Но тогда почему мне так больно от его слов? Почему чувствую, как становится трудно дышать? Возможно ли, что причина в нем? Потому что он сейчас рядом, сидит передо мной, яростно сверкает на меня глазами? И чувство, будто меня отчитывает как маленького ребенка.
— Теперь эта твоя ошибка всегда будет с тобой. И, прежде чем делать такие необдуманные поступки, будешь вспоминать меня, и понимать: проблемы, которые появятся в твоей жизни, дерьмо по сравнению того, как с этим.
И когда он попытался обнять меня, истерика нахлынула с такой силой, что я закричала. Не смогла сдержать в себе боль.
— Не прикасайтесь! Нет! Ненавижу!
Подскочила с места, как ужаленная, и пыталась стереть с щеки слезы, но они срывались с ресниц, будто не собираясь никогда заканчиваться. Я не понимаю, что со мной происходит. Почему так реагирую на него.
— Отпустите меня, и я уйду. Я не Снежана, и уже устала повторять одно и то же.
— Не могу.
Мне показалось, что он горько усмехнулся. Боже, о чем я говорю? Горько? Почему ему должно быть горько? И почему, мать его, он не может меня уже, наконец, отпустить? Почему?
— Не могу отпустить, пока не выясню всю правду о тебе. Кто ты?
— Сводная сестра.
— Я это понял, как тебя зовут?
— Разве это имеет значение? Как меня зовут? Вас это не волновало, когда вы насиловали меня.
— Значит, будешь Романовой, — он пропустил мимо ушей мои язвительные слова. — И потом, — шагнул ко мне, а я в страхе отскочила на два шага назад. — Я найду что-нибудь потеплее, а ты пока останься здесь.
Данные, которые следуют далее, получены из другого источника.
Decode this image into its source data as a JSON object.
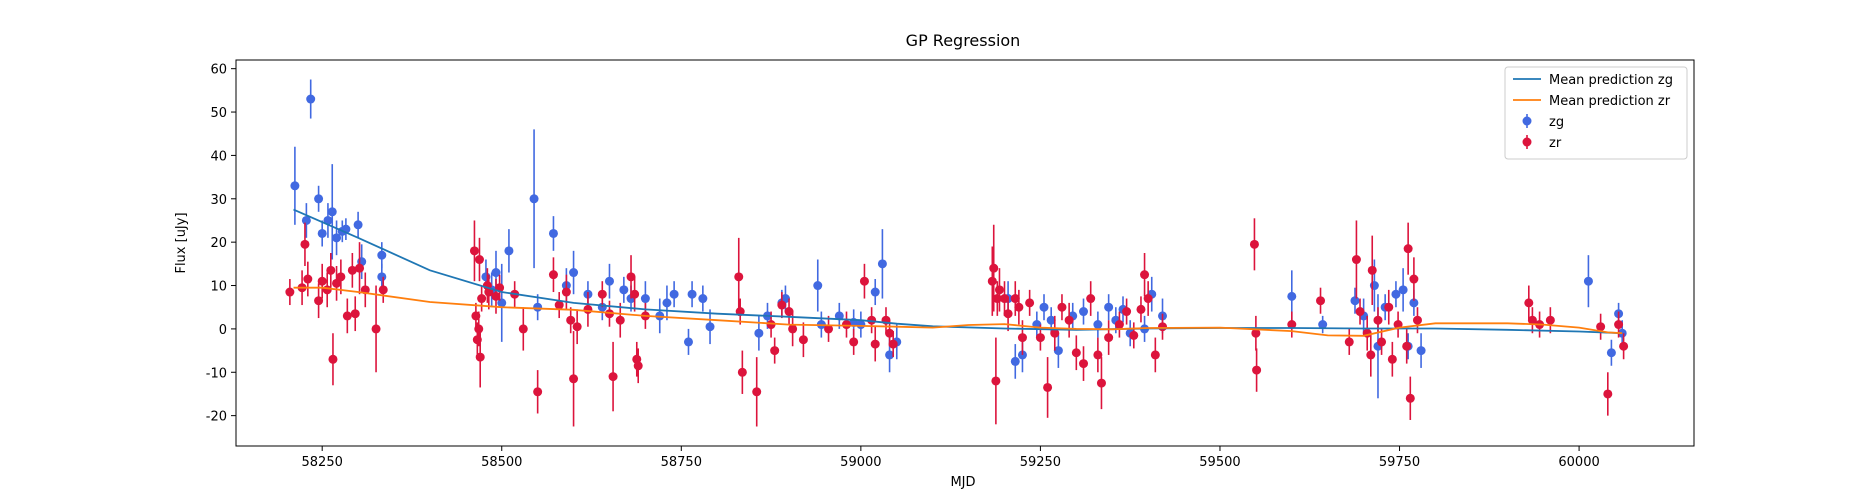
{
  "chart_data": {
    "type": "scatter",
    "title": "GP Regression",
    "xlabel": "MJD",
    "ylabel": "Flux [uJy]",
    "xlim": [
      58130,
      60160
    ],
    "ylim": [
      -27,
      62
    ],
    "xticks": [
      58250,
      58500,
      58750,
      59000,
      59250,
      59500,
      59750,
      60000
    ],
    "yticks": [
      -20,
      -10,
      0,
      10,
      20,
      30,
      40,
      50,
      60
    ],
    "grid": false,
    "legend_position": "top-right",
    "series": [
      {
        "name": "Mean prediction zg",
        "kind": "line",
        "color": "#1f77b4",
        "points": [
          [
            58210,
            27.5
          ],
          [
            58300,
            21
          ],
          [
            58400,
            13.5
          ],
          [
            58500,
            8.5
          ],
          [
            58600,
            6
          ],
          [
            58700,
            4.5
          ],
          [
            58800,
            3.5
          ],
          [
            58900,
            2.8
          ],
          [
            59000,
            2
          ],
          [
            59050,
            1.2
          ],
          [
            59100,
            0.6
          ],
          [
            59200,
            0.1
          ],
          [
            59300,
            -0.2
          ],
          [
            59400,
            0.1
          ],
          [
            59500,
            0.2
          ],
          [
            59600,
            0.2
          ],
          [
            59700,
            0.1
          ],
          [
            59800,
            0.1
          ],
          [
            59900,
            -0.2
          ],
          [
            60000,
            -0.6
          ],
          [
            60060,
            -1
          ]
        ]
      },
      {
        "name": "Mean prediction zr",
        "kind": "line",
        "color": "#ff7f0e",
        "points": [
          [
            58210,
            9.5
          ],
          [
            58250,
            9.5
          ],
          [
            58300,
            8.5
          ],
          [
            58400,
            6.2
          ],
          [
            58500,
            5
          ],
          [
            58600,
            4.4
          ],
          [
            58700,
            3
          ],
          [
            58800,
            2
          ],
          [
            58900,
            1
          ],
          [
            59000,
            0.7
          ],
          [
            59050,
            0.5
          ],
          [
            59100,
            0.3
          ],
          [
            59150,
            0.9
          ],
          [
            59200,
            1.1
          ],
          [
            59250,
            0.3
          ],
          [
            59300,
            0
          ],
          [
            59350,
            -0.1
          ],
          [
            59400,
            0.2
          ],
          [
            59500,
            0.3
          ],
          [
            59600,
            -0.5
          ],
          [
            59650,
            -1.5
          ],
          [
            59700,
            -1.6
          ],
          [
            59750,
            0.3
          ],
          [
            59800,
            1.3
          ],
          [
            59900,
            1.3
          ],
          [
            59950,
            1
          ],
          [
            60000,
            0.3
          ],
          [
            60040,
            -0.8
          ],
          [
            60060,
            -1
          ]
        ]
      },
      {
        "name": "zg",
        "kind": "errorbar",
        "color": "#4169e1",
        "points": [
          [
            58212,
            33,
            9
          ],
          [
            58228,
            25,
            4
          ],
          [
            58234,
            53,
            4.5
          ],
          [
            58245,
            30,
            3
          ],
          [
            58250,
            22,
            3
          ],
          [
            58258,
            25,
            4
          ],
          [
            58264,
            27,
            11
          ],
          [
            58270,
            21,
            4
          ],
          [
            58278,
            22.5,
            2.5
          ],
          [
            58283,
            23,
            2.5
          ],
          [
            58300,
            24,
            3
          ],
          [
            58305,
            15.5,
            4
          ],
          [
            58333,
            17,
            3
          ],
          [
            58333,
            12,
            3
          ],
          [
            58478,
            12,
            4
          ],
          [
            58486,
            9,
            4
          ],
          [
            58492,
            13,
            5
          ],
          [
            58500,
            6,
            9
          ],
          [
            58510,
            18,
            5
          ],
          [
            58545,
            30,
            16
          ],
          [
            58550,
            5,
            3
          ],
          [
            58572,
            22,
            4
          ],
          [
            58590,
            10,
            4
          ],
          [
            58600,
            13,
            5
          ],
          [
            58620,
            8,
            3
          ],
          [
            58640,
            5,
            3
          ],
          [
            58650,
            11,
            4
          ],
          [
            58670,
            9,
            3
          ],
          [
            58680,
            7,
            3
          ],
          [
            58700,
            7,
            4
          ],
          [
            58720,
            3,
            4
          ],
          [
            58730,
            6,
            4
          ],
          [
            58740,
            8,
            3
          ],
          [
            58760,
            -3,
            3
          ],
          [
            58765,
            8,
            3
          ],
          [
            58780,
            7,
            3
          ],
          [
            58790,
            0.5,
            4
          ],
          [
            58858,
            -1,
            4
          ],
          [
            58870,
            3,
            3
          ],
          [
            58890,
            6,
            3
          ],
          [
            58895,
            7,
            3
          ],
          [
            58940,
            10,
            6
          ],
          [
            58945,
            1,
            3
          ],
          [
            58970,
            3,
            3
          ],
          [
            58990,
            1.5,
            3
          ],
          [
            59000,
            1,
            3
          ],
          [
            59020,
            8.5,
            3
          ],
          [
            59030,
            15,
            8
          ],
          [
            59040,
            -6,
            4
          ],
          [
            59050,
            -3,
            4
          ],
          [
            59205,
            7,
            4
          ],
          [
            59215,
            -7.5,
            4
          ],
          [
            59225,
            -6,
            4
          ],
          [
            59245,
            1,
            3
          ],
          [
            59255,
            5,
            3
          ],
          [
            59265,
            2,
            3
          ],
          [
            59275,
            -5,
            4
          ],
          [
            59295,
            3,
            3
          ],
          [
            59310,
            4,
            3
          ],
          [
            59330,
            1,
            3
          ],
          [
            59345,
            5,
            3
          ],
          [
            59355,
            2,
            3
          ],
          [
            59365,
            4.5,
            3
          ],
          [
            59375,
            -1,
            3
          ],
          [
            59395,
            0,
            3
          ],
          [
            59405,
            8,
            4
          ],
          [
            59420,
            3,
            4
          ],
          [
            59600,
            7.5,
            6
          ],
          [
            59643,
            1,
            2
          ],
          [
            59688,
            6.5,
            3
          ],
          [
            59700,
            3,
            4
          ],
          [
            59715,
            10,
            6
          ],
          [
            59720,
            -4,
            12
          ],
          [
            59730,
            5,
            3
          ],
          [
            59745,
            8,
            3
          ],
          [
            59755,
            9,
            5
          ],
          [
            59762,
            -4,
            3
          ],
          [
            59770,
            6,
            3
          ],
          [
            59780,
            -5,
            4
          ],
          [
            60013,
            11,
            6
          ],
          [
            60045,
            -5.5,
            3
          ],
          [
            60055,
            3.5,
            2.5
          ],
          [
            60060,
            -1,
            3
          ]
        ]
      },
      {
        "name": "zr",
        "kind": "errorbar",
        "color": "#dc143c",
        "points": [
          [
            58205,
            8.5,
            3
          ],
          [
            58222,
            9.5,
            4
          ],
          [
            58226,
            19.5,
            5
          ],
          [
            58230,
            11.5,
            4
          ],
          [
            58245,
            6.5,
            4
          ],
          [
            58250,
            11,
            4
          ],
          [
            58257,
            9,
            4
          ],
          [
            58262,
            13.5,
            4
          ],
          [
            58265,
            -7,
            6
          ],
          [
            58270,
            10.5,
            4
          ],
          [
            58276,
            12,
            4
          ],
          [
            58285,
            3,
            4
          ],
          [
            58292,
            13.5,
            4
          ],
          [
            58296,
            3.5,
            4
          ],
          [
            58302,
            14,
            6
          ],
          [
            58310,
            9,
            4
          ],
          [
            58325,
            0,
            10
          ],
          [
            58335,
            9,
            3
          ],
          [
            58462,
            18,
            7
          ],
          [
            58464,
            3,
            3
          ],
          [
            58466,
            -2.5,
            4
          ],
          [
            58468,
            0,
            4
          ],
          [
            58469,
            16,
            5
          ],
          [
            58470,
            -6.5,
            7
          ],
          [
            58472,
            7,
            3
          ],
          [
            58480,
            10,
            4
          ],
          [
            58482,
            8.5,
            4
          ],
          [
            58492,
            7.5,
            4
          ],
          [
            58497,
            9.5,
            3
          ],
          [
            58518,
            8,
            3
          ],
          [
            58530,
            0,
            5
          ],
          [
            58550,
            -14.5,
            5
          ],
          [
            58572,
            12.5,
            4
          ],
          [
            58580,
            5.5,
            3
          ],
          [
            58590,
            8.5,
            4
          ],
          [
            58596,
            2,
            3
          ],
          [
            58600,
            -11.5,
            11
          ],
          [
            58605,
            0.5,
            4
          ],
          [
            58620,
            4.5,
            4
          ],
          [
            58640,
            8,
            3
          ],
          [
            58650,
            3.5,
            3
          ],
          [
            58655,
            -11,
            8
          ],
          [
            58665,
            2,
            4
          ],
          [
            58680,
            12,
            5
          ],
          [
            58685,
            8,
            4
          ],
          [
            58688,
            -7,
            4
          ],
          [
            58690,
            -8.5,
            4
          ],
          [
            58700,
            3,
            3
          ],
          [
            58830,
            12,
            9
          ],
          [
            58832,
            4,
            3
          ],
          [
            58835,
            -10,
            5
          ],
          [
            58855,
            -14.5,
            8
          ],
          [
            58875,
            1,
            3
          ],
          [
            58880,
            -5,
            3
          ],
          [
            58890,
            5.5,
            3
          ],
          [
            58900,
            4,
            3
          ],
          [
            58905,
            0,
            4
          ],
          [
            58920,
            -2.5,
            4
          ],
          [
            58955,
            0,
            3
          ],
          [
            58980,
            1,
            3
          ],
          [
            58990,
            -3,
            3
          ],
          [
            59005,
            11,
            4
          ],
          [
            59015,
            2,
            3
          ],
          [
            59020,
            -3.5,
            4
          ],
          [
            59035,
            2,
            3
          ],
          [
            59040,
            -1,
            3
          ],
          [
            59045,
            -3.5,
            3
          ],
          [
            59183,
            11,
            8
          ],
          [
            59185,
            14,
            10
          ],
          [
            59188,
            -12,
            10
          ],
          [
            59190,
            7,
            4
          ],
          [
            59193,
            9,
            5
          ],
          [
            59200,
            7,
            4
          ],
          [
            59205,
            3.5,
            4
          ],
          [
            59215,
            7,
            4
          ],
          [
            59220,
            5,
            4
          ],
          [
            59225,
            -2,
            4
          ],
          [
            59235,
            6,
            3
          ],
          [
            59250,
            -2,
            3
          ],
          [
            59260,
            -13.5,
            7
          ],
          [
            59270,
            -1,
            4
          ],
          [
            59280,
            5,
            3
          ],
          [
            59290,
            2,
            4
          ],
          [
            59300,
            -5.5,
            4
          ],
          [
            59310,
            -8,
            4
          ],
          [
            59320,
            7,
            4
          ],
          [
            59330,
            -6,
            4
          ],
          [
            59335,
            -12.5,
            6
          ],
          [
            59345,
            -2,
            4
          ],
          [
            59360,
            1,
            3
          ],
          [
            59370,
            4,
            3
          ],
          [
            59380,
            -1.5,
            3
          ],
          [
            59390,
            4.5,
            3
          ],
          [
            59395,
            12.5,
            5
          ],
          [
            59400,
            7,
            4
          ],
          [
            59410,
            -6,
            4
          ],
          [
            59420,
            0.5,
            3
          ],
          [
            59548,
            19.5,
            6
          ],
          [
            59550,
            -1,
            4
          ],
          [
            59551,
            -9.5,
            5
          ],
          [
            59600,
            1,
            3
          ],
          [
            59640,
            6.5,
            3
          ],
          [
            59680,
            -3,
            3
          ],
          [
            59690,
            16,
            9
          ],
          [
            59695,
            4,
            3
          ],
          [
            59705,
            -1,
            4
          ],
          [
            59710,
            -6,
            5
          ],
          [
            59712,
            13.5,
            8
          ],
          [
            59720,
            2,
            3
          ],
          [
            59725,
            -3,
            3
          ],
          [
            59735,
            5,
            4
          ],
          [
            59740,
            -7,
            4
          ],
          [
            59748,
            1,
            3
          ],
          [
            59760,
            -4,
            4
          ],
          [
            59762,
            18.5,
            6
          ],
          [
            59765,
            -16,
            5
          ],
          [
            59770,
            11.5,
            5
          ],
          [
            59775,
            2,
            3
          ],
          [
            59930,
            6,
            4
          ],
          [
            59935,
            2,
            3
          ],
          [
            59945,
            1,
            3
          ],
          [
            59960,
            2,
            3
          ],
          [
            60030,
            0.5,
            3
          ],
          [
            60040,
            -15,
            5
          ],
          [
            60055,
            1,
            3
          ],
          [
            60062,
            -4,
            3
          ]
        ]
      }
    ]
  }
}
— Мне нужны мои вещи, — упрямо заявила я.
— Они еще не высохли. Поэтому придется тебе довольствовать тем, что найду для тебя я.
Марк ушел, захлопнув за собой дверь. А мне оставалось только ждать его.
Глава 6
Пока ждала Марка, пыталась собраться с мыслями: нужно перестать плакать и взять себя в руки. Чувствую себе измученной, хотя проснулась только что. Разговор с ним был тяжелым, впрочем, как всегда. Не понимаю, что на меня нашло, но знаю одно: не стоит ждать чего-то хорошего от этих людей. В особенности от Марка, а про его подельников вообще молчу. Мужчина сам признал, что они и пальцем не пошевелят, чтобы помочь мне в трудную минуту.
Стерла слезы, поднялась на ноги и стала мерить комнату шагами. Теперь, когда Марк оставил меня одну, истерика закончилась и я могла думать трезво. Главное, не паниковать и не истерить как сейчас. Это мне не поможет. Придется быть послушной, если хочу сбежать отсюда. Потому, когда вернулся Марк, старалась выглядеть отстраненной, как будто приняла свое положение заложницы.
— Вот, держи, оденься.
Взяла из его рук вязаный джемпер серого цвета, и задалась вопросом — откуда у него эти вещи? Вроде в этом доме нет никого, кто младше меня и самого Марка.
— Чья одежда? — верчу в руках вещь, не обращая внимания на Марка.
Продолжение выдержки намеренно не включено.